Seperti pada kebanyakan laki-laki yang telah bertemu dengan seorang wanita yang ia sukai, akupun demikian adanya. sesampainya diluar aku menawarkan diri untuk mengantarkan nya pulang, namun dia menolaknya dengan sangat sopan. kecewa ? ya sedikit kecewa karena tak bisa mengantarkannya. namun, aku tak kehabisan akal dan langsung meminta nomor telpon nya kali ini bersyukur saya di beri nomor telpon nya. sambil tersenyum dia pamit pulang meninggalkan saya dengan sebuah kebahagiaan yang sederhana.
"aku pualng ya, dadah........."






Senin, 06.30 WIB
Matahari dengan gagah nya memberitahu kepada bumi bahwa dia telah terbit memamerkan cahayanya dari timur sampai barat negeri ini, ayam pun bernyanyi mengikuti irama dari hembusan angin di pagi hari. mata saya pun terbuka dari lelap nya tidur semalam menoleh ke langit-langit kamar, melihat sang laba-laba membangun jaring nya membentuk suatu susunan ruas-ruas jaring yang hampir sempurna untuk nanti dia tempati atau menangkap sang buruan untuk dia bertahan hidup. Saya pun terbangun  dari tempat tidur berjalan dua langkah kearah jendela, dibukakan saja tirai yang menutupi jendela kemudian saya buka jendela itu dari dalam kamar seketika sinar sang surya menyilaukan kedua mata ini, menghangatkan jiwa sang pemimpi yang telah terbangun dari mimpi indahnya, saya hirup udara pagi dalam dalam, saya rasakan kesejukan dan keindahan negeri ini seolah angin pun ikut berbisik "alangkah beruntungnya kau tinggal di sini, di negeri ini, indonesia". saya bergegas ke belakang membersihkan tubuh ini dari sisa lelap tidur dan mimpi semalam, saya kenakan pakaian kerja saya, saya panaskan sepeda motor saya layaknya sang kuda sembrani yang siap mengantar sang pangeran mencari sang putri , dan saya pun melangkah dengan pasti menuju tempat kerja saya dengan harapan yang pasti dengan segenap mimpi dan cita-cita bahwa saya siap menjadi seorang Nahkoda yang membawa kapal mencari permata maupun intan.
Kembali kepada rutinitas, dimana senin pagi menjadi awal untuk memulai harapan-harapan indah, pekerjaan-pekerjaan yang terus berdatangan, dan mengeluh pun tak lepas dari rutinitas.
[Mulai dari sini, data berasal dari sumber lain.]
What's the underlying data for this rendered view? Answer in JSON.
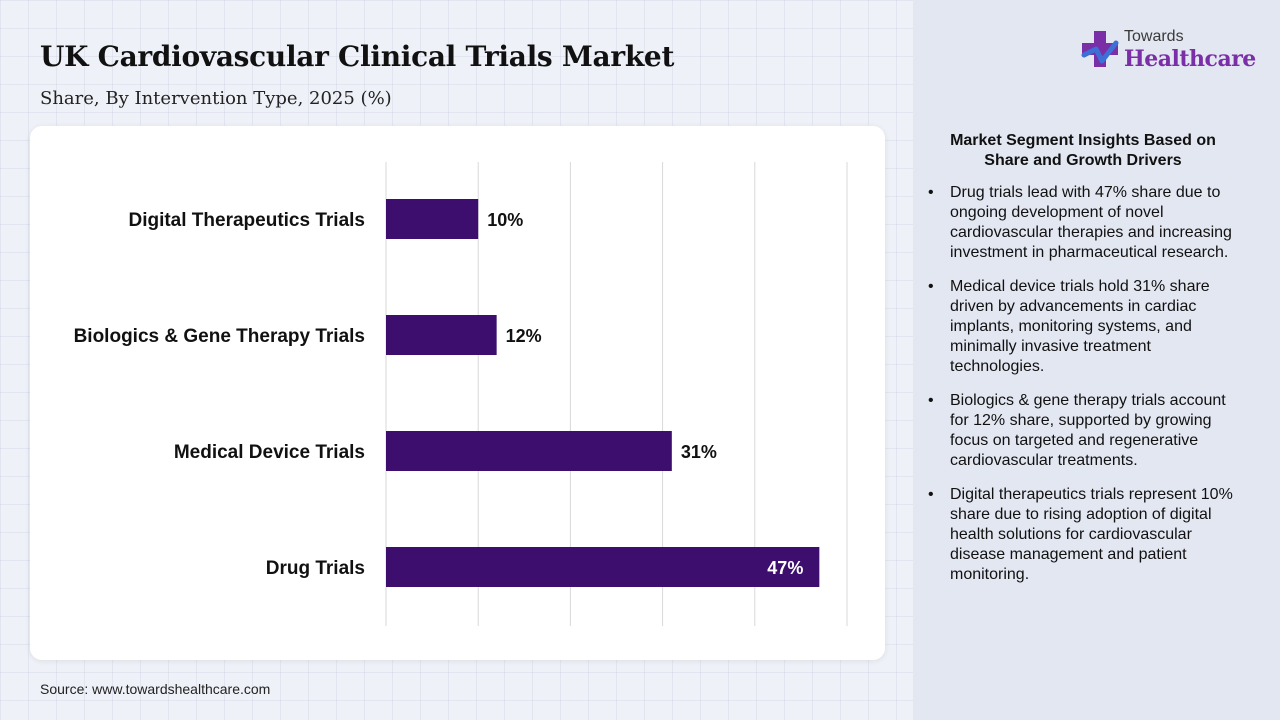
{
  "header": {
    "title": "UK Cardiovascular Clinical Trials Market",
    "subtitle": "Share, By Intervention Type, 2025 (%)"
  },
  "logo": {
    "top_text": "Towards",
    "main_text": "Healthcare",
    "icon": "cross-logo-icon"
  },
  "source": "Source: www.towardshealthcare.com",
  "colors": {
    "bar": "#3d0e6e",
    "grid": "#d9d9d9",
    "logo_purple": "#7b2fa6",
    "logo_blue": "#3d6fd6"
  },
  "insights": {
    "title": "Market Segment Insights Based on Share and Growth Drivers",
    "items": [
      "Drug trials lead with 47% share due to ongoing development of novel cardiovascular therapies and increasing investment in pharmaceutical research.",
      "Medical device trials hold 31% share driven by advancements in cardiac implants, monitoring systems, and minimally invasive treatment technologies.",
      "Biologics & gene therapy trials account for 12% share, supported by growing focus on targeted and regenerative cardiovascular treatments.",
      "Digital therapeutics trials represent 10% share due to rising adoption of digital health solutions for cardiovascular disease management and patient monitoring."
    ]
  },
  "chart_data": {
    "type": "bar",
    "orientation": "horizontal",
    "categories": [
      "Digital Therapeutics Trials",
      "Biologics & Gene Therapy Trials",
      "Medical Device Trials",
      "Drug Trials"
    ],
    "values": [
      10,
      12,
      31,
      47
    ],
    "value_labels": [
      "10%",
      "12%",
      "31%",
      "47%"
    ],
    "xlim": [
      0,
      50
    ],
    "grid": true,
    "legend": "none"
  }
}
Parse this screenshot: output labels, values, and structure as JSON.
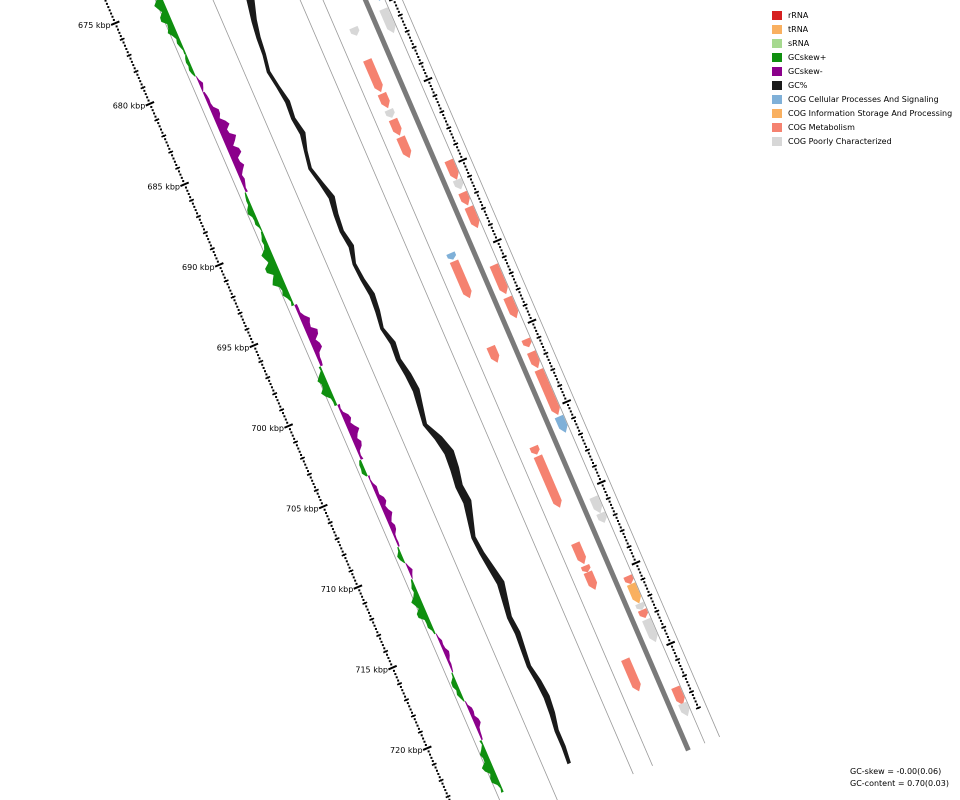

saya buka laptop saya sedikit demi sedikit memulai pekerjaan, saya racik kopi hitam sedikit pahit dalam sebuah cangkir putih, terasa hangat nikmat dan bersahabat Seketika saya teringat akan Lisa, yah.. sang permata di saat senja sedikit bertanya kepada hati 
"sedang apakah gerangan sang permata itu ?"
tanya saya dalam hati rindu ? terlalu dini rasanya untuk mengatakan bahwa ini adalah sebuah rindu tapi ya benar tidak terlalu dini juga ketika saya berbincang dengannya menatap matanya dan saya pun langsung jatuh cinta padanya.
perlahan saya ambil handphone di saku saya, kemudian langsung saya cari nama Lisa di kontak telpon sedikit ragu untuk mencoba menelponnya tapi rindu begitu kuat tak tega rasanya membiarkan rindu ini meluas melumat rasa penasaran tentang sang permata.